15 April 2014 By Kevin Allison

Nobody likes paying the piper – even more so when faced with deadlines for filing taxes, as is the case on Tuesday in the United States. That may explain why a cabal of activist investors chose last week to call for Walgreen to move its headquarters to Europe. Doing so would slash the company’s tax bill. But it would also fly in the face of both popular sentiment and a growing official international consensus against the tactic.

Relocating across the Atlantic could boost earnings. Actavis, a drugmaker formerly based in New Jersey, used its merger with Warner Chilcott to move to Ireland. Executives expected its effective tax rate to drop to 17 percent from 28 percent. Walgreen may be able to lop more than a third off its own tax bill by putting its head office in Europe, UBS estimates.

Shuffling around the location of the head office for tax purposes – known as “inversion” in accounting parlance – is perfectly legal. But it hardly counts as a sound business strategy. It’s also a public relations minefield.

As a retailer, Walgreen is more vulnerable than a drugmaker to being painted as an unpatriotic tax dodger. It would make the company an easy target for rivals like Rite Aid and CVS. It probably would not sit well with Walgreen’s customers, many of whom will be lining up at the post office on Tuesday to do their civic duty. Amazon, Apple, Google and Starbucks have each been hauled over the coals in recent months for their tax accounting ruses.

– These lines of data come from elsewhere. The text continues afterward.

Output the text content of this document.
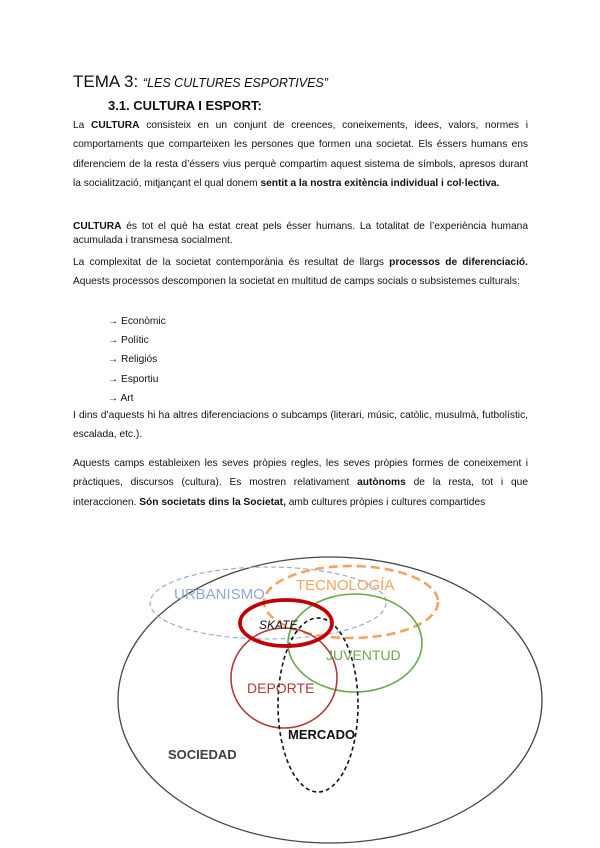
TEMA 3: “LES CULTURES ESPORTIVES”
3.1. CULTURA I ESPORT:
La CULTURA consisteix en un conjunt de creences, coneixements, idees, valors, normes i comportaments que comparteixen les persones que formen una societat. Els éssers humans ens diferenciem de la resta d’éssers vius perquè compartim aquest sistema de símbols, apresos durant la socialització, mitjançant el qual donem sentit a la nostra exitència individual i col·lectiva.
CULTURA és tot el què ha estat creat pels ésser humans. La totalitat de l’experiència humana acumulada i transmesa socialment.
La complexitat de la societat contemporània és resultat de llargs processos de diferenciació. Aquests processos descomponen la societat en multitud de camps socials o subsistemes culturals:
→ Econòmic
→ Polític
→ Religiós
→ Esportiu
→ Art
I dins d’aquests hi ha altres diferenciacions o subcamps (literari, músic, catòlic, musulmà, futbolístic, escalada, etc.).
Aquests camps estableixen les seves pròpies regles, les seves pròpies formes de coneixement i pràctiques, discursos (cultura). Es mostren relativament autònoms de la resta, tot i que interaccionen. Són societats dins la Societat, amb cultures pròpies i cultures compartides
URBANISMO
TECNOLOGÍA
SKATE
JUVENTUD
DEPORTE
MERCADO
SOCIEDAD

Meanwhile, national and international agencies are trying to stamp out tax arbitrage, including inversions. Congress and the IRS have tightened the rules on inversion over the years. The Obama administration included a fresh crackdown on the practice in its latest budget – though it may of course get stuck in the House. The OECD and the G8 are looking at ways to fight it, too, as part of a broader push for corporate tax reform.

Shareholders – activist and otherwise – would be better off putting their weight behind such reforms rather than engaging in ethically suspect shell games. That could ultimately unlock far more value.